Auch der Weisheit Lehren muss man mit Vergnügen hören
Bildung war noch nie einfach. Schon 1865 wies der Dichter Wilhelm Busch darauf hin, dass eine Besonderheit den Lernerfolg steigern kann. Er nannte es Vergnügen, das der Schüler beim Lernen empfinden sollte. Eine angenehme und lernfördernde Atmosphäre im Klassenzimmer zu schaffen, ist vor allem die pädagogische Kunst und Aufgabe der Lehrer. Neben dem eigentlichen Lernstoff werden soziale Kompetenzen erlebt, also pure Lebensweisheit, die kein Laptop vermitteln kann.
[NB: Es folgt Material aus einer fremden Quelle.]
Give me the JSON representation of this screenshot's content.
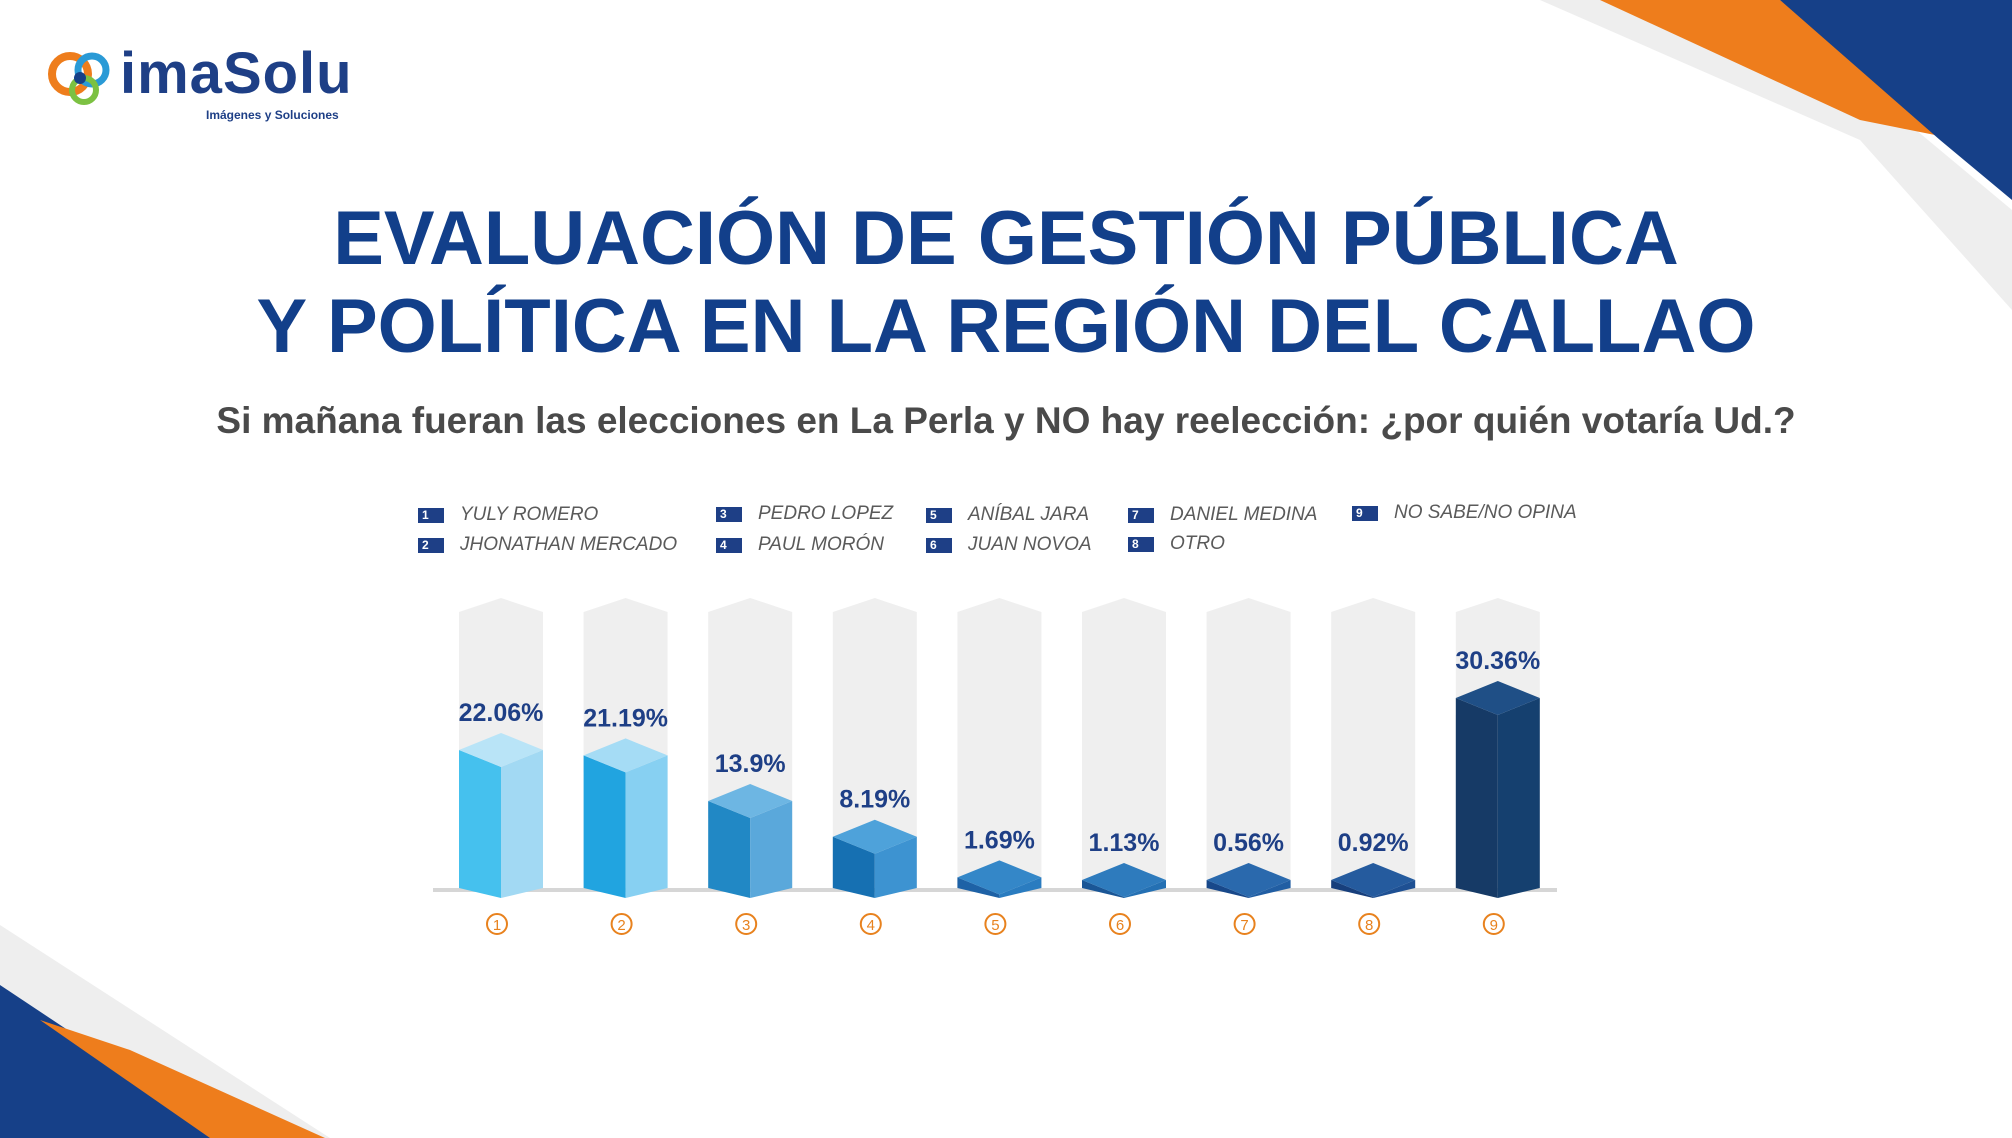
{
  "logo": {
    "name": "imaSolu",
    "tagline": "Imágenes y Soluciones"
  },
  "title": {
    "line1": "EVALUACIÓN DE GESTIÓN PÚBLICA",
    "line2": "Y POLÍTICA EN LA REGIÓN DEL CALLAO"
  },
  "subtitle": "Si mañana fueran las elecciones en La Perla y NO hay reelección: ¿por quién votaría Ud.?",
  "legend": [
    {
      "num": "1",
      "label": "YULY ROMERO"
    },
    {
      "num": "2",
      "label": "JHONATHAN MERCADO"
    },
    {
      "num": "3",
      "label": "PEDRO LOPEZ"
    },
    {
      "num": "4",
      "label": "PAUL MORÓN"
    },
    {
      "num": "5",
      "label": "ANÍBAL JARA"
    },
    {
      "num": "6",
      "label": "JUAN NOVOA"
    },
    {
      "num": "7",
      "label": "DANIEL MEDINA"
    },
    {
      "num": "8",
      "label": "OTRO"
    },
    {
      "num": "9",
      "label": "NO SABE/NO OPINA"
    }
  ],
  "colors": {
    "title": "#123f8a",
    "value_label": "#1e3f86",
    "number_marker": "#e8821e",
    "orange": "#ee7d1c",
    "navy": "#164088",
    "track": "#efefef"
  },
  "chart_data": {
    "type": "bar",
    "categories": [
      "1",
      "2",
      "3",
      "4",
      "5",
      "6",
      "7",
      "8",
      "9"
    ],
    "category_names": [
      "YULY ROMERO",
      "JHONATHAN MERCADO",
      "PEDRO LOPEZ",
      "PAUL MORÓN",
      "ANÍBAL JARA",
      "JUAN NOVOA",
      "DANIEL MEDINA",
      "OTRO",
      "NO SABE/NO OPINA"
    ],
    "values": [
      22.06,
      21.19,
      13.9,
      8.19,
      1.69,
      1.13,
      0.56,
      0.92,
      30.36
    ],
    "value_labels": [
      "22.06%",
      "21.19%",
      "13.9%",
      "8.19%",
      "1.69%",
      "1.13%",
      "0.56%",
      "0.92%",
      "30.36%"
    ],
    "ylim": [
      0,
      30.36
    ],
    "bar_colors": [
      {
        "front": "#45c1ee",
        "side": "#a2d9f3",
        "top": "#b9e4f7"
      },
      {
        "front": "#21a4e0",
        "side": "#87d0f2",
        "top": "#a5dcf5"
      },
      {
        "front": "#2188c5",
        "side": "#5aa8db",
        "top": "#6db6e3"
      },
      {
        "front": "#1670b2",
        "side": "#3d93d1",
        "top": "#4ea2da"
      },
      {
        "front": "#1e62a6",
        "side": "#2a7cc0",
        "top": "#3487c8"
      },
      {
        "front": "#1a5696",
        "side": "#2470b3",
        "top": "#2e7bbd"
      },
      {
        "front": "#18488a",
        "side": "#215ea3",
        "top": "#2a69ad"
      },
      {
        "front": "#173f7c",
        "side": "#1e5093",
        "top": "#255b9e"
      },
      {
        "front": "#163a66",
        "side": "#15406f",
        "top": "#1f4f86"
      }
    ],
    "grid": false,
    "legend": "top"
  }
}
„Multiple-Choice“-Verfahren mit drei Antwortmöglichkeiten auf eine Frage sehen spielerisch aus, sind aber in letzter Konsequenz für den Schülern brutal. Falsch angekreuzte Antworten und die erreichte Punktzahl werden wie in einer Quizsendung knallhart präsentiert. Das ausgleichende Wort eines Lehrers, der auch Zwischentöne und Potenziale eines Schülers erkennen könnte, fehlt. Die vermeintlich bequeme und zentral gesteuerte Unterrichtsgestaltung führt daher, wie internationale Studien zeigen, nicht zu den gewünschten Lernerfolgen. Zudem ist eine damit einhergehende Entmenschlichung des Unterrichts genau das, was Schüler und Eltern am wenigsten wollen.
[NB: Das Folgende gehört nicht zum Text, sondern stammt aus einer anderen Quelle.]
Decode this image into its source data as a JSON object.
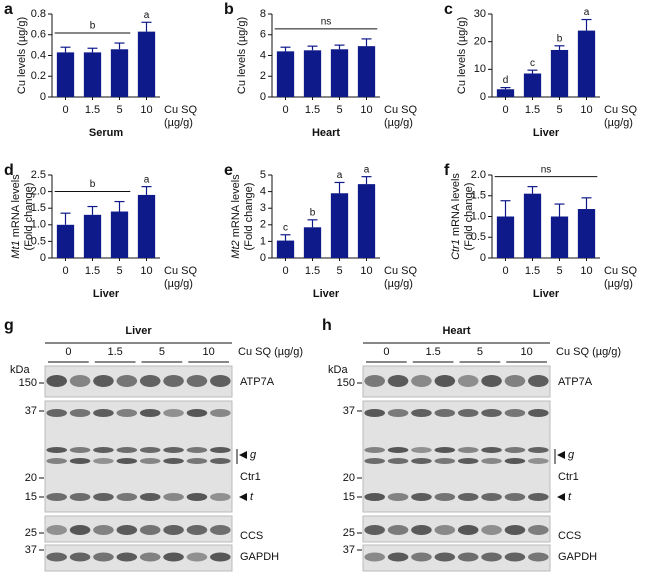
{
  "chart_data": [
    {
      "type": "bar",
      "panel": "a",
      "title": "Serum",
      "ylabel": "Cu levels (µg/g)",
      "xunit": [
        "Cu SQ",
        "(µg/g)"
      ],
      "categories": [
        "0",
        "1.5",
        "5",
        "10"
      ],
      "values": [
        0.43,
        0.43,
        0.46,
        0.63
      ],
      "error": [
        0.05,
        0.04,
        0.06,
        0.09
      ],
      "color": "#0f1a8a",
      "ylim": [
        0,
        0.8
      ],
      "yticks": [
        0,
        0.2,
        0.4,
        0.6,
        0.8
      ],
      "annotations": [
        {
          "text": "b",
          "from": "0",
          "to": "5"
        },
        {
          "text": "a",
          "from": "10",
          "to": "10"
        }
      ]
    },
    {
      "type": "bar",
      "panel": "b",
      "title": "Heart",
      "ylabel": "Cu levels (µg/g)",
      "xunit": [
        "Cu SQ",
        "(µg/g)"
      ],
      "categories": [
        "0",
        "1.5",
        "5",
        "10"
      ],
      "values": [
        4.4,
        4.5,
        4.6,
        4.9
      ],
      "error": [
        0.4,
        0.4,
        0.4,
        0.7
      ],
      "color": "#0f1a8a",
      "ylim": [
        0,
        8
      ],
      "yticks": [
        0,
        2,
        4,
        6,
        8
      ],
      "annotations": [
        {
          "text": "ns",
          "from": "0",
          "to": "10"
        }
      ]
    },
    {
      "type": "bar",
      "panel": "c",
      "title": "Liver",
      "ylabel": "Cu levels (µg/g)",
      "xunit": [
        "Cu SQ",
        "(µg/g)"
      ],
      "categories": [
        "0",
        "1.5",
        "5",
        "10"
      ],
      "values": [
        2.8,
        8.5,
        17,
        24
      ],
      "error": [
        0.6,
        1.2,
        1.5,
        4
      ],
      "color": "#0f1a8a",
      "ylim": [
        0,
        30
      ],
      "yticks": [
        0,
        10,
        20,
        30
      ],
      "annotations": [
        {
          "text": "d",
          "from": "0",
          "to": "0"
        },
        {
          "text": "c",
          "from": "1.5",
          "to": "1.5"
        },
        {
          "text": "b",
          "from": "5",
          "to": "5"
        },
        {
          "text": "a",
          "from": "10",
          "to": "10"
        }
      ]
    },
    {
      "type": "bar",
      "panel": "d",
      "title": "Liver",
      "ylabel_italic": "Mt1",
      "ylabel": "mRNA levels",
      "ylabel_line2": "(Fold change)",
      "xunit": [
        "Cu SQ",
        "(µg/g)"
      ],
      "categories": [
        "0",
        "1.5",
        "5",
        "10"
      ],
      "values": [
        1.0,
        1.3,
        1.4,
        1.9
      ],
      "error": [
        0.35,
        0.25,
        0.3,
        0.25
      ],
      "color": "#0f1a8a",
      "ylim": [
        0,
        2.5
      ],
      "yticks": [
        0,
        0.5,
        {
          "value": 1,
          "label": "1.0"
        },
        1.5,
        {
          "value": 2,
          "label": "2.0"
        },
        2.5
      ],
      "annotations": [
        {
          "text": "b",
          "from": "0",
          "to": "5"
        },
        {
          "text": "a",
          "from": "10",
          "to": "10"
        }
      ]
    },
    {
      "type": "bar",
      "panel": "e",
      "title": "Liver",
      "ylabel_italic": "Mt2",
      "ylabel": "mRNA levels",
      "ylabel_line2": "(Fold change)",
      "xunit": [
        "Cu SQ",
        "(µg/g)"
      ],
      "categories": [
        "0",
        "1.5",
        "5",
        "10"
      ],
      "values": [
        1.05,
        1.85,
        3.9,
        4.45
      ],
      "error": [
        0.35,
        0.45,
        0.65,
        0.45
      ],
      "color": "#0f1a8a",
      "ylim": [
        0,
        5
      ],
      "yticks": [
        0,
        1,
        2,
        3,
        4,
        5
      ],
      "annotations": [
        {
          "text": "c",
          "from": "0",
          "to": "0"
        },
        {
          "text": "b",
          "from": "1.5",
          "to": "1.5"
        },
        {
          "text": "a",
          "from": "5",
          "to": "5"
        },
        {
          "text": "a",
          "from": "10",
          "to": "10"
        }
      ]
    },
    {
      "type": "bar",
      "panel": "f",
      "title": "Liver",
      "ylabel_italic": "Ctr1",
      "ylabel": "mRNA levels",
      "ylabel_line2": "(Fold change)",
      "xunit": [
        "Cu SQ",
        "(µg/g)"
      ],
      "categories": [
        "0",
        "1.5",
        "5",
        "10"
      ],
      "values": [
        1.0,
        1.55,
        1.0,
        1.18
      ],
      "error": [
        0.38,
        0.17,
        0.3,
        0.27
      ],
      "color": "#0f1a8a",
      "ylim": [
        0,
        2.0
      ],
      "yticks": [
        0,
        0.5,
        {
          "value": 1,
          "label": "1.0"
        },
        1.5,
        {
          "value": 2,
          "label": "2.0"
        }
      ],
      "annotations": [
        {
          "text": "ns",
          "from": "0",
          "to": "10"
        }
      ]
    }
  ],
  "blots": [
    {
      "panel": "g",
      "tissue": "Liver",
      "doses": [
        "0",
        "1.5",
        "5",
        "10"
      ],
      "unit": "Cu SQ (µg/g)",
      "kda": "kDa",
      "markers": [
        150,
        37,
        20,
        15,
        25,
        37
      ],
      "proteins": [
        "ATP7A",
        "Ctr1",
        "CCS",
        "GAPDH"
      ],
      "arrows": [
        "g",
        "t"
      ]
    },
    {
      "panel": "h",
      "tissue": "Heart",
      "doses": [
        "0",
        "1.5",
        "5",
        "10"
      ],
      "unit": "Cu SQ (µg/g)",
      "kda": "kDa",
      "markers": [
        150,
        37,
        20,
        15,
        25,
        37
      ],
      "proteins": [
        "ATP7A",
        "Ctr1",
        "CCS",
        "GAPDH"
      ],
      "arrows": [
        "g",
        "t"
      ]
    }
  ]
}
Studien zeigen, dass Technik allein nicht zielführend ist
Der Bundestagsabgeordnete Dr. Götz Frömming, schulpolitische Sprecher der AfD-Fraktion im Deutschen Bundestag, war selbst 20 Jahre lang Lehrer. Er weist auf Studien aus aller Welt hin, die sich kritisch mit dem Einsatz von Technik im Unterricht auseinandersetzen. Er fordert eine Besinnung auf bewährte Unterrichtsdidaktik.
- Italien: Trotz der Einführung von Technik in den Schulen schneiden italienische Schüler in internationalen Rankings wie PISA nur mäßig ab. Die Vermittlung von sozialen Kompetenzen und persönlicher Zuwendung, ein wichtiger Aspekt von Bildung, wurde durch die ausschließliche Konzentration auf digitale Bildung beeinträchtigt.
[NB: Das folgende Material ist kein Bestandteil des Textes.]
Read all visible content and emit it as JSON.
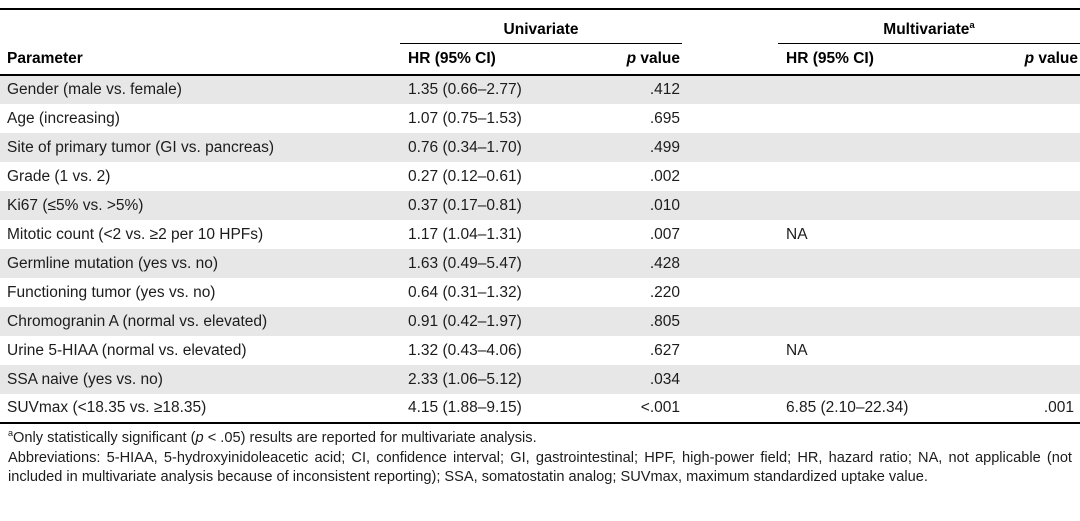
{
  "table": {
    "groups": {
      "univariate": "Univariate",
      "multivariate": "Multivariate",
      "multivariate_sup": "a"
    },
    "headers": {
      "parameter": "Parameter",
      "hr_ci": "HR (95% CI)",
      "p_italic": "p",
      "p_rest": " value"
    },
    "rows": [
      {
        "parameter": "Gender (male vs. female)",
        "uni_hr": "1.35 (0.66–2.77)",
        "uni_p": ".412",
        "multi_hr": "",
        "multi_p": ""
      },
      {
        "parameter": "Age (increasing)",
        "uni_hr": "1.07 (0.75–1.53)",
        "uni_p": ".695",
        "multi_hr": "",
        "multi_p": ""
      },
      {
        "parameter": "Site of primary tumor (GI vs. pancreas)",
        "uni_hr": "0.76 (0.34–1.70)",
        "uni_p": ".499",
        "multi_hr": "",
        "multi_p": ""
      },
      {
        "parameter": "Grade (1 vs. 2)",
        "uni_hr": "0.27 (0.12–0.61)",
        "uni_p": ".002",
        "multi_hr": "",
        "multi_p": ""
      },
      {
        "parameter": "Ki67 (≤5% vs. >5%)",
        "uni_hr": "0.37 (0.17–0.81)",
        "uni_p": ".010",
        "multi_hr": "",
        "multi_p": ""
      },
      {
        "parameter": "Mitotic count (<2 vs. ≥2 per 10 HPFs)",
        "uni_hr": "1.17 (1.04–1.31)",
        "uni_p": ".007",
        "multi_hr": "NA",
        "multi_p": ""
      },
      {
        "parameter": "Germline mutation (yes vs. no)",
        "uni_hr": "1.63 (0.49–5.47)",
        "uni_p": ".428",
        "multi_hr": "",
        "multi_p": ""
      },
      {
        "parameter": "Functioning tumor (yes vs. no)",
        "uni_hr": "0.64 (0.31–1.32)",
        "uni_p": ".220",
        "multi_hr": "",
        "multi_p": ""
      },
      {
        "parameter": "Chromogranin A (normal vs. elevated)",
        "uni_hr": "0.91 (0.42–1.97)",
        "uni_p": ".805",
        "multi_hr": "",
        "multi_p": ""
      },
      {
        "parameter": "Urine 5-HIAA (normal vs. elevated)",
        "uni_hr": "1.32 (0.43–4.06)",
        "uni_p": ".627",
        "multi_hr": "NA",
        "multi_p": ""
      },
      {
        "parameter": "SSA naive (yes vs. no)",
        "uni_hr": "2.33 (1.06–5.12)",
        "uni_p": ".034",
        "multi_hr": "",
        "multi_p": ""
      },
      {
        "parameter": "SUVmax (<18.35 vs. ≥18.35)",
        "uni_hr": "4.15 (1.88–9.15)",
        "uni_p": "<.001",
        "multi_hr": "6.85 (2.10–22.34)",
        "multi_p": ".001"
      }
    ]
  },
  "footnotes": {
    "a_sup": "a",
    "a_part1": "Only statistically significant (",
    "a_italic": "p",
    "a_part2": " < .05) results are reported for multivariate analysis.",
    "abbreviations": "Abbreviations: 5-HIAA, 5-hydroxyinidoleacetic acid; CI, confidence interval; GI, gastrointestinal; HPF, high-power field; HR, hazard ratio; NA, not applicable (not included in multivariate analysis because of inconsistent reporting); SSA, somatostatin analog; SUVmax, maximum standardized uptake value."
  },
  "colors": {
    "row_shade": "#e7e7e7",
    "text": "#1c1c1c",
    "border": "#000000"
  }
}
- Südafrika: Trotz des Einsatzes von Technologie hat das Land in verschiedenen internationalen Bildungsrankings wie PISA nur mäßige Ergebnisse erzielt. 3. Mexiko: In Mexiko stagnieren die PISA-Rankings trotz aller Digitalisierungsbemühungen.
- Philippinen: Die Einführung von Technologie in Schulen hat nicht immer zu besseren Lernergebnissen geführt. In einer Studie aus dem Jahr 2018 zeigen die Ergebnisse des National Achievement Test (NAT), dass es Raum für Verbesserungen gibt.
- Ägypten: Trotz der Einführung von Technologie in der Bildung schneiden ägyptische Schüler in internationalen Rankings wie PISA und TIMSS unterdurchschnittlich ab.
- Türkei: Obwohl die Türkei in den letzten Jahren in digitale Bildung investiert hat, haben türkische Schüler in PISA und anderen internationalen Rankings gemischte Ergebnisse erzielt.
- Kolumbien: Kolumbien schneidet in den PISA-Rankings trotz der Einführung von Technologie im Unterricht unterdurchschnittlich ab.
- Indien: Trotz der Einführung von Technologien wie Smartboards und Computern in Schulen sind viele Schüler benachteiligt. Lernerfolge wurden in Studien wie ASER gemessen, die Schwächen im Lesen und in Mathematik aufzeigten.
Obwohl die Technologie viele Vorteile bietet, kann sie allein den Lernerfolg nicht garantieren. Die Bildungssysteme müssen sicherstellen, dass sie sowohl die technologischen als auch die menschlichen Aspekte der Bildung berücksichtigen. Nur so kann der bestmögliche Lernerfolg für alle Schüler erreicht werden.
Um noch einmal Wilhelm Busch zu zitieren:
Dass es mit Verstand geschah, war Lehrer Lämpel da.
Die zentrale Figur des Unterrichts ist und bleibt der Lehrer. Daran ändert auch eine mit Millionen geförderte Digitalisierung nichts. Das „Neuland“, wie Angela Merkel das Internet noch 2013 bezeichnete, lässt sich auch mit Fördergeldern nicht zum Blühen bringen.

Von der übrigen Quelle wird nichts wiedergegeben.